Edit: I understand you meant it's not going to bring those people back, just that if it's Russian it's going to make a fucked up situation worse. In that case, economic sanctions are a best case scenario.
To a point, maybe.
But I think at this point in the conflict, nobody on either side is going to be swayed regardless of that piece of evidence. Someone supporting Russia is going to keep believing Russia had nothing to do with it, and the rest of the world knows that - even if Putin didn't order the hit himself (which is probably the case, because...come on) his actions set the stage for exactly something like this to happen.
On another note...I heard the rebels had recovered the black boxes...and are sending them to Moscow for the 'formal investigation'.
The only silver lining in this, I guess, is that the black boxes probably won't reveal anything especially relevant to the investigation. Pretty much 'flying at this altitude, everything normal...then 'oh shit, oh fuck, what happened'.
I will say this is a case where I wouldn't be particularly opposed to the Ukrainian air force suddenly having a squadron of F16's outfitted in the SEAD role. I would be surprised if the rebels keep operating SAM systems (beyond maybe MANPADS), but if they do I hope they are targeted with extreme prejudice.

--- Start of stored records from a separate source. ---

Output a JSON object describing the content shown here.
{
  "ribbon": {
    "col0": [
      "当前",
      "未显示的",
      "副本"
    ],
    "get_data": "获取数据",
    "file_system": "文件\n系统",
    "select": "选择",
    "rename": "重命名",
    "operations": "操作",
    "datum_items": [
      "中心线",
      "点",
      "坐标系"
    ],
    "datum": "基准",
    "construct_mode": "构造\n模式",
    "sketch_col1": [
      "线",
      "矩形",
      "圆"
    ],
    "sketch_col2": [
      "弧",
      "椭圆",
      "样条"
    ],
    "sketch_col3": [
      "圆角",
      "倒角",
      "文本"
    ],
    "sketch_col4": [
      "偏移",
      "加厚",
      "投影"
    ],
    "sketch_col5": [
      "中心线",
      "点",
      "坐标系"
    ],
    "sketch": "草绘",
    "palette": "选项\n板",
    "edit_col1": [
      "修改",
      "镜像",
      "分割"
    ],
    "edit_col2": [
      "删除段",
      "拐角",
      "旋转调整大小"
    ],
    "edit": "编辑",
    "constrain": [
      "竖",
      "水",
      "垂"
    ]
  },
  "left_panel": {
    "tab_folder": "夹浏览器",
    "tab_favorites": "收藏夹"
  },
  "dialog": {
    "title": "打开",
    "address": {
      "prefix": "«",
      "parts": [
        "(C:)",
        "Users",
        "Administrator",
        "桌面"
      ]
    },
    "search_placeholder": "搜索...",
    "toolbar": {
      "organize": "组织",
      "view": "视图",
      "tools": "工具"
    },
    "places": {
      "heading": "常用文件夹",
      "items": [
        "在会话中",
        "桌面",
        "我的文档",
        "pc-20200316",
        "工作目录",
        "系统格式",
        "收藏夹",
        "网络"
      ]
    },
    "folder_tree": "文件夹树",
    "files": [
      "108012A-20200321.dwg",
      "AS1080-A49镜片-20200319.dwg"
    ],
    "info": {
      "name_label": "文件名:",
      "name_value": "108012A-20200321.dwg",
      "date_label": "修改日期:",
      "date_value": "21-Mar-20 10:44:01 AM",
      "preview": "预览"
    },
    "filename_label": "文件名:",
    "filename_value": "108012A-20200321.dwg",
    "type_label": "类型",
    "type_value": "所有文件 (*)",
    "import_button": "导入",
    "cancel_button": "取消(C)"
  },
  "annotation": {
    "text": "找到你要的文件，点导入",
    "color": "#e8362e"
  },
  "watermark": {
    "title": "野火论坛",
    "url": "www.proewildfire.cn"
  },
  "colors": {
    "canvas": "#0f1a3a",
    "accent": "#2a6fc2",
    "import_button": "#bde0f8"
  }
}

I think it does make a difference really. Not to the dead of course, but if the linkage to Russia is stronger then I fail to see how that would be irrelevant
After the separatists, the Ukrainian military would be the next most likely to make a tragic error. They've made the same error in the past, when they shot down a Russian airliner in the month after September 11, 2001, with Siberia Airlines Flight 1812 which had the unfortunate consequence of meaning no one outside of Russia (and maybe Israel, where the passengers were going) gave two shits.
But since then, Ukrainian military operations have become much more professional (well, up to the civil war anyway).

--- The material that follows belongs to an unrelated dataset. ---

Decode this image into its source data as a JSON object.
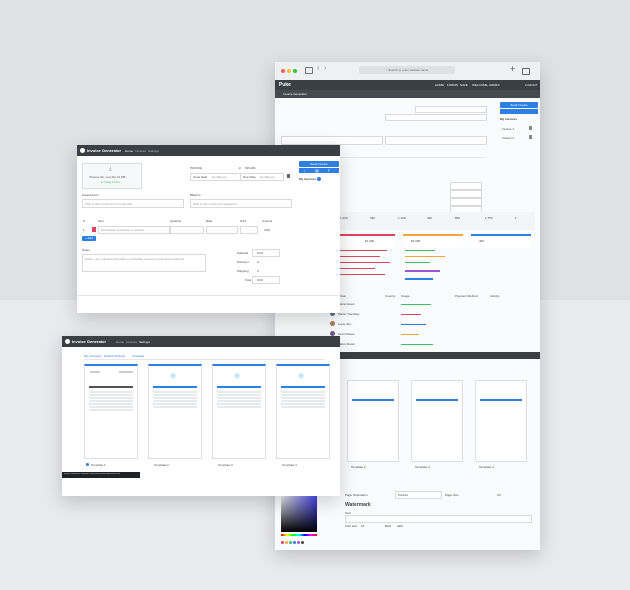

The Russian Armed Forces is least likely to make this error of the three, since they not only developed the equipment and technology, they're responsible for training all the parties who operate the technology on all sides. But then again, if the Vincennes, an honest-to-God AEGIS cruiser, can confuse an Airbus jetliner for a F-14, stupid, careless mistakes are possible.
Someone else can speculate on if it was a deliberate act, rather than an error.
Almost certainly not. The investigation of Iran Air 655, an Airbus A300, never suggested that being the case.
But the 777 could be fundamentally different.
I am also pretty sure that the in-dash technology has changed not only as a consequence of the massive amount of time from Iran Air 655 (over a quarter century), but also as a result of the incident itself.
I would hope that upgrading the radars and the level of information captured in the black boxes of today is a given.
Let's play Mario Kart or something...
I would not mind being proven wrong here.
Which is a shame, really.
Not that there is anything they could do to avoid it, but giving them that 10-15 seconds to issue a communication to their agency before impact, and writing the tracking info of the inbound object to the black box could really help investigations, and I feel that would be a worthy addition to the instruments on a jet.
Let's play Mario Kart or something...
as with all things, I would imagine the benefits aren't worth the costs of upgrading and installing such hardware into your fleet.